Des bruts, Chaissac et Dubuffet? Des naïfs, des sauvages… Et puis quoi encore? Évidemment, ça arrange l’histoire de l’art de nous le faire croire et d’héroïser leur contre-culture, pour parler l’idiome de la secte. Eux n’ont jamais opposé une vérité à l’autre. Leur démarche, mois uniforme que commune, aura plutôt consisté à élargir le domaine de l’art à d’autres pratiques, d’autres savoirs, en les tirant d’autres territoires de la création. S’ils en privilégient les marges en apparence, c’est pour mieux en libérer le cœur et les acteurs. L’art des enfants, l’art des simples ou l’art des fous, dont les surréalistes s’étaient déjà réclamés, les poussent plus loin dans l’exploration d’une poésie débridée, déridée, hautement loufoque, où n’auraient plus cours les derniers blocages intellectuels, moraux et presque sociaux de leurs aînés. Le freudisme de salon avait fait son temps, une cocasserie moins convenable, moins soucieuse des formes, à tous égards, ne demandait qu’à faire contrepoids à la sinistrose de l’après-guerre, compassionnelle ou existentialiste. Toute révolution culturelle s’opère à l’intérieur de ses anciennes limites: Chaissac et Dubuffet ne sont pas des autodidactes, des innocents sortis de nulle part et n’aspirant qu’à rester d’anonymes inventeurs. La brutalité ne saurait être qu’une pose, l’inculte une provocation, le rejet du milieu une stratégie provisoire… Et quand Dubuffet, le plus Parisien, le plus versé dans les usages avant-gardistes, lance «l’art brut» en novembre 1947, dans les sous-sols de la galerie René Drouin, Chaissac grogne un peu: «Et vinci. le titien Michel ange et compagnie ne pourrait-on pas appelér ça l’art barbare?»

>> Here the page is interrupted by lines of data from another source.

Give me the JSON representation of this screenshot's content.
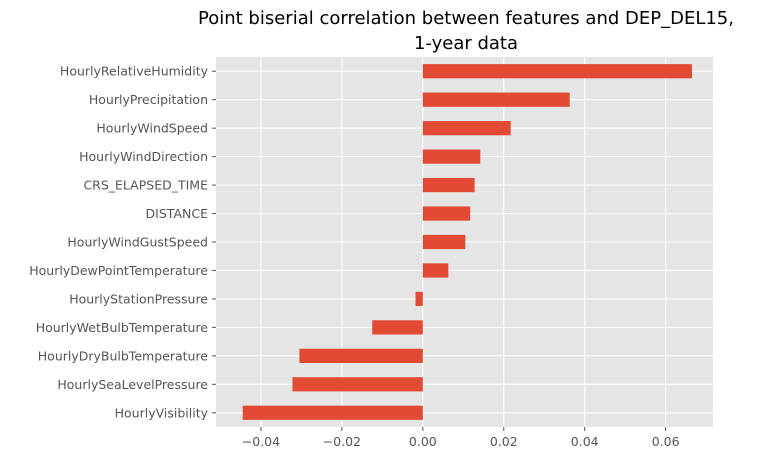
{
  "chart_data": {
    "type": "bar",
    "orientation": "horizontal",
    "title_lines": [
      "Point biserial correlation between features and DEP_DEL15,",
      "1-year data"
    ],
    "xlabel": "",
    "ylabel": "",
    "categories": [
      "HourlyRelativeHumidity",
      "HourlyPrecipitation",
      "HourlyWindSpeed",
      "HourlyWindDirection",
      "CRS_ELAPSED_TIME",
      "DISTANCE",
      "HourlyWindGustSpeed",
      "HourlyDewPointTemperature",
      "HourlyStationPressure",
      "HourlyWetBulbTemperature",
      "HourlyDryBulbTemperature",
      "HourlySeaLevelPressure",
      "HourlyVisibility"
    ],
    "values": [
      0.0665,
      0.0363,
      0.0217,
      0.0142,
      0.0128,
      0.0117,
      0.0105,
      0.0063,
      -0.0018,
      -0.0125,
      -0.0305,
      -0.0322,
      -0.0445
    ],
    "xlim": [
      -0.0511,
      0.0717
    ],
    "xticks": [
      -0.04,
      -0.02,
      0.0,
      0.02,
      0.04,
      0.06
    ],
    "xtick_labels": [
      "−0.04",
      "−0.02",
      "0.00",
      "0.02",
      "0.04",
      "0.06"
    ],
    "grid": true,
    "style": "ggplot",
    "colors": {
      "bar": "#E24A33",
      "plot_background": "#E5E5E5",
      "grid": "#FFFFFF",
      "tick_text": "#555555",
      "title_text": "#000000"
    }
  }
}
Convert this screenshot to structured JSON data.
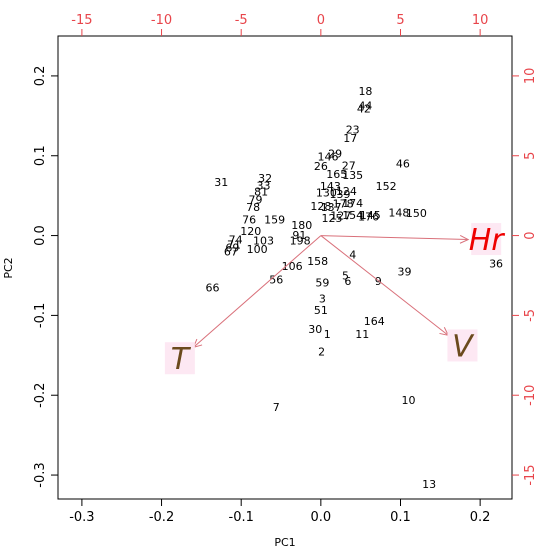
{
  "chart_data": {
    "type": "scatter",
    "subtype": "pca-biplot",
    "xlabel": "PC1",
    "ylabel": "PC2",
    "xlim": [
      -0.33,
      0.24
    ],
    "ylim": [
      -0.33,
      0.25
    ],
    "x_ticks": [
      "-0.3",
      "-0.2",
      "-0.1",
      "0.0",
      "0.1",
      "0.2"
    ],
    "y_ticks": [
      "-0.3",
      "-0.2",
      "-0.1",
      "0.0",
      "0.1",
      "0.2"
    ],
    "top_axis": {
      "range": [
        -16.5,
        12
      ],
      "ticks": [
        "-15",
        "-10",
        "-5",
        "0",
        "5",
        "10"
      ],
      "color": "#e8444a"
    },
    "right_axis": {
      "range": [
        -16.5,
        12.5
      ],
      "ticks": [
        "-15",
        "-10",
        "-5",
        "0",
        "5",
        "10"
      ],
      "color": "#e8444a"
    },
    "arrow_color": "#d9707a",
    "grid": false,
    "points": [
      {
        "label": "18",
        "x": 0.056,
        "y": 0.181
      },
      {
        "label": "44",
        "x": 0.056,
        "y": 0.163
      },
      {
        "label": "42",
        "x": 0.054,
        "y": 0.159
      },
      {
        "label": "23",
        "x": 0.04,
        "y": 0.133
      },
      {
        "label": "17",
        "x": 0.037,
        "y": 0.122
      },
      {
        "label": "29",
        "x": 0.018,
        "y": 0.103
      },
      {
        "label": "146",
        "x": 0.009,
        "y": 0.099
      },
      {
        "label": "27",
        "x": 0.035,
        "y": 0.088
      },
      {
        "label": "26",
        "x": 0.0,
        "y": 0.087
      },
      {
        "label": "165",
        "x": 0.02,
        "y": 0.077
      },
      {
        "label": "135",
        "x": 0.04,
        "y": 0.076
      },
      {
        "label": "46",
        "x": 0.103,
        "y": 0.09
      },
      {
        "label": "152",
        "x": 0.082,
        "y": 0.062
      },
      {
        "label": "143",
        "x": 0.012,
        "y": 0.062
      },
      {
        "label": "124",
        "x": 0.032,
        "y": 0.056
      },
      {
        "label": "130",
        "x": 0.007,
        "y": 0.054
      },
      {
        "label": "139",
        "x": 0.024,
        "y": 0.052
      },
      {
        "label": "148",
        "x": 0.098,
        "y": 0.029
      },
      {
        "label": "150",
        "x": 0.12,
        "y": 0.028
      },
      {
        "label": "128",
        "x": 0.0,
        "y": 0.037
      },
      {
        "label": "137",
        "x": 0.013,
        "y": 0.036
      },
      {
        "label": "178",
        "x": 0.028,
        "y": 0.04
      },
      {
        "label": "174",
        "x": 0.04,
        "y": 0.041
      },
      {
        "label": "154",
        "x": 0.04,
        "y": 0.026
      },
      {
        "label": "176",
        "x": 0.06,
        "y": 0.024
      },
      {
        "label": "125",
        "x": 0.014,
        "y": 0.022
      },
      {
        "label": "127",
        "x": 0.025,
        "y": 0.025
      },
      {
        "label": "145",
        "x": 0.062,
        "y": 0.026
      },
      {
        "label": "38",
        "x": 0.208,
        "y": 0.007
      },
      {
        "label": "36",
        "x": 0.22,
        "y": -0.035
      },
      {
        "label": "32",
        "x": -0.07,
        "y": 0.072
      },
      {
        "label": "31",
        "x": -0.125,
        "y": 0.067
      },
      {
        "label": "33",
        "x": -0.072,
        "y": 0.063
      },
      {
        "label": "81",
        "x": -0.075,
        "y": 0.055
      },
      {
        "label": "79",
        "x": -0.082,
        "y": 0.045
      },
      {
        "label": "78",
        "x": -0.085,
        "y": 0.036
      },
      {
        "label": "76",
        "x": -0.09,
        "y": 0.02
      },
      {
        "label": "159",
        "x": -0.058,
        "y": 0.02
      },
      {
        "label": "180",
        "x": -0.024,
        "y": 0.013
      },
      {
        "label": "120",
        "x": -0.088,
        "y": 0.006
      },
      {
        "label": "91",
        "x": -0.027,
        "y": 0.001
      },
      {
        "label": "103",
        "x": -0.072,
        "y": -0.006
      },
      {
        "label": "198",
        "x": -0.026,
        "y": -0.006
      },
      {
        "label": "74",
        "x": -0.107,
        "y": -0.005
      },
      {
        "label": "71",
        "x": -0.109,
        "y": -0.011
      },
      {
        "label": "69",
        "x": -0.111,
        "y": -0.015
      },
      {
        "label": "67",
        "x": -0.113,
        "y": -0.02
      },
      {
        "label": "100",
        "x": -0.08,
        "y": -0.017
      },
      {
        "label": "158",
        "x": -0.004,
        "y": -0.032
      },
      {
        "label": "106",
        "x": -0.036,
        "y": -0.038
      },
      {
        "label": "4",
        "x": 0.04,
        "y": -0.024
      },
      {
        "label": "39",
        "x": 0.105,
        "y": -0.045
      },
      {
        "label": "5",
        "x": 0.031,
        "y": -0.05
      },
      {
        "label": "9",
        "x": 0.072,
        "y": -0.057
      },
      {
        "label": "6",
        "x": 0.034,
        "y": -0.057
      },
      {
        "label": "56",
        "x": -0.056,
        "y": -0.055
      },
      {
        "label": "59",
        "x": 0.002,
        "y": -0.059
      },
      {
        "label": "66",
        "x": -0.136,
        "y": -0.065
      },
      {
        "label": "3",
        "x": 0.002,
        "y": -0.079
      },
      {
        "label": "51",
        "x": 0.0,
        "y": -0.093
      },
      {
        "label": "164",
        "x": 0.067,
        "y": -0.107
      },
      {
        "label": "30",
        "x": -0.007,
        "y": -0.117
      },
      {
        "label": "1",
        "x": 0.008,
        "y": -0.123
      },
      {
        "label": "11",
        "x": 0.052,
        "y": -0.123
      },
      {
        "label": "2",
        "x": 0.001,
        "y": -0.145
      },
      {
        "label": "10",
        "x": 0.11,
        "y": -0.206
      },
      {
        "label": "7",
        "x": -0.056,
        "y": -0.215
      },
      {
        "label": "13",
        "x": 0.136,
        "y": -0.311
      }
    ],
    "loadings": [
      {
        "name": "Hr",
        "x": 0.185,
        "y": -0.005,
        "color": "#ee0000"
      },
      {
        "name": "T",
        "x": -0.16,
        "y": -0.14,
        "color": "#6b4a1d"
      },
      {
        "name": "V",
        "x": 0.16,
        "y": -0.125,
        "color": "#6b4a1d"
      }
    ]
  }
}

On respecte ici son écriture et sa ponctuation volontiers fautives, espiègles, conformément aux choix éditoriaux de Dominique Brunet et Josette-Yolande Rasle. Ils viennent de rassembler, en deux volumes aussi indispensables l’un que l’autre, la correspondance que Chaissac échangea avec Dubuffet et Paulhan, le troisième homme de cette cordée pas comme les autres. Sous l’Occupation, en plus des intérêts de la maison Gallimard, NRF comprise, ce dernier avait amplement prouvé son flair en matière de peinture moderne. Formidable promoteur, et même découvreur de talents, il cherche alors, autant que Georges Limbour, une alternative au surréalisme, des successeurs aux gloires vieillissantes, son cher Braque, Picasso, Matisse ou Bonnard. Autrement dit, «l’ancien régime», selon la formule trop radicale d’un Chaissac, qui avait fait son miel de ses aînés et fréquenté Freundlich, Gleizes et Lhote. Dubuffet, avant de jouer les cancres sublimes, tâta aussi des diverses options de la modernité parisienne. Doit-on s’étonner que lui et Chaissac, sans se connaître encore, aient bifurqué au même moment? Les années d’Occupation, on ne le souligne pas assez, furent propices au renouveau de «l’art naïf». Collabo ou pas, une grande partie de la presse plébiscite la sainte ignorance des règles académiques, les peintres de la terre, du populaire, héritiers supposés des imagiers du Moyen Âge, par opposition aux habiles sans cœur ni sincérité. L’authentique, sous le maréchal, fait des adeptes de tous bords.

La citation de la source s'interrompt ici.